Figure 7 shows the results of experimental measurements of CVB propagation through the turbid medium of various $OD$. Both the experimental and modelling results are presented in terms of fringe contrast for the media with different $OD$ ($OD={\mu }_s(1-g)d$), where d is the thickness of the medium/cuvette. To variate scattering properties/$OD$ of the medium the solutions of micro-spheres in water of different concentration were used. As one can see the modeling results are well agreed with the results of experimental measurements. The MC model has been compiled, tested and proven to work on Windows 10/Ubuntu GNU Linux 18.04 LTS platforms. The time required to simulate ${10}^9$ photon packet trajectories is dependent on the parameters of the scattering medium, which are in a range from ${\mu }_s=30$ mm${}^{-1}$, $g=0.9$, $n=1.4$ to ${\mu }_a=0.001$ mm${}^{-1}$, and takes approximately 20 min for the optical density of $1.08$.

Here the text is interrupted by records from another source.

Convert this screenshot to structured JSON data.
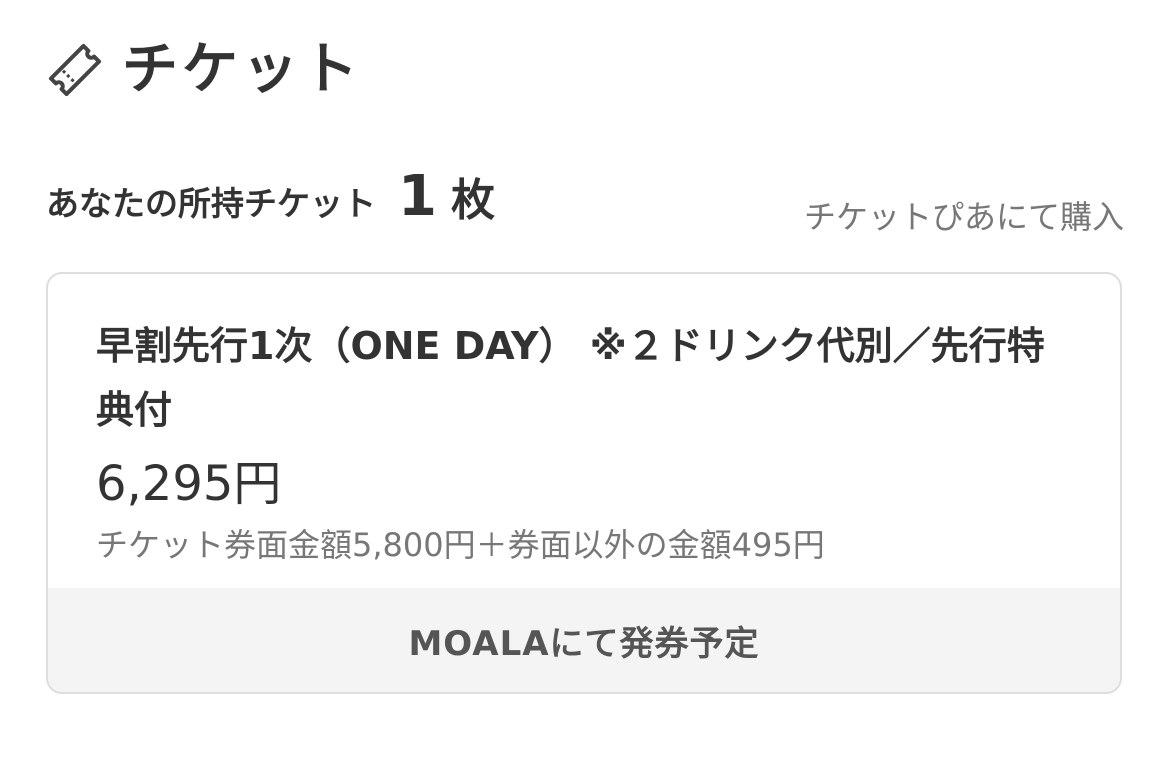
{
  "header": {
    "icon": "ticket-icon",
    "title": "チケット"
  },
  "owned": {
    "label": "あなたの所持チケット",
    "count": "1",
    "unit": "枚"
  },
  "buy_link": "チケットぴあにて購入",
  "ticket": {
    "name": "早割先行1次（ONE DAY） ※２ドリンク代別／先行特典付",
    "price": "6,295円",
    "price_detail": "チケット券面金額5,800円＋券面以外の金額495円",
    "issue_info": "MOALAにて発券予定"
  },
  "colors": {
    "text": "#333333",
    "muted": "#777777",
    "card_border": "#dedede",
    "footer_bg": "#f4f4f4"
  }
}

4. Summary and Conclusions

In the current study, we have introduced the electric field MC approach specifically developed for the fast modeling of propagation of the complex structured light through a turbid tissue-like scattering medium. The model takes into account the coherent properties of light, the influence of total reflection and refraction at the medium boundary, and mutual interference of polarization components of the wave front of CVB due to the scattering in the medium. We show that after propagation through the turbid tissue-like scattering medium, the degree of fringe contrast for CVB becomes at least double in comparison to the conventional linearly polarized Gaussian beam. The results of simulations agree with the results of experimental studies. Both experimental and theoretical results suggest that there is a high potential in application of CVB in the diagnosis of biological tissues. The developed MC approach is extremely flexible to operate with different optical properties of the medium, including scattering, absorption, refractive index, and anisotropy of scattering, as well as with different laser beam structures and complexity of the medium composition. The presented MC approach is part of the online model, and can be easily extended to model propagation of complex structured light with angular momentum in random, optically active and/or birefringent scattering media, and potentially quantum entanglements therein.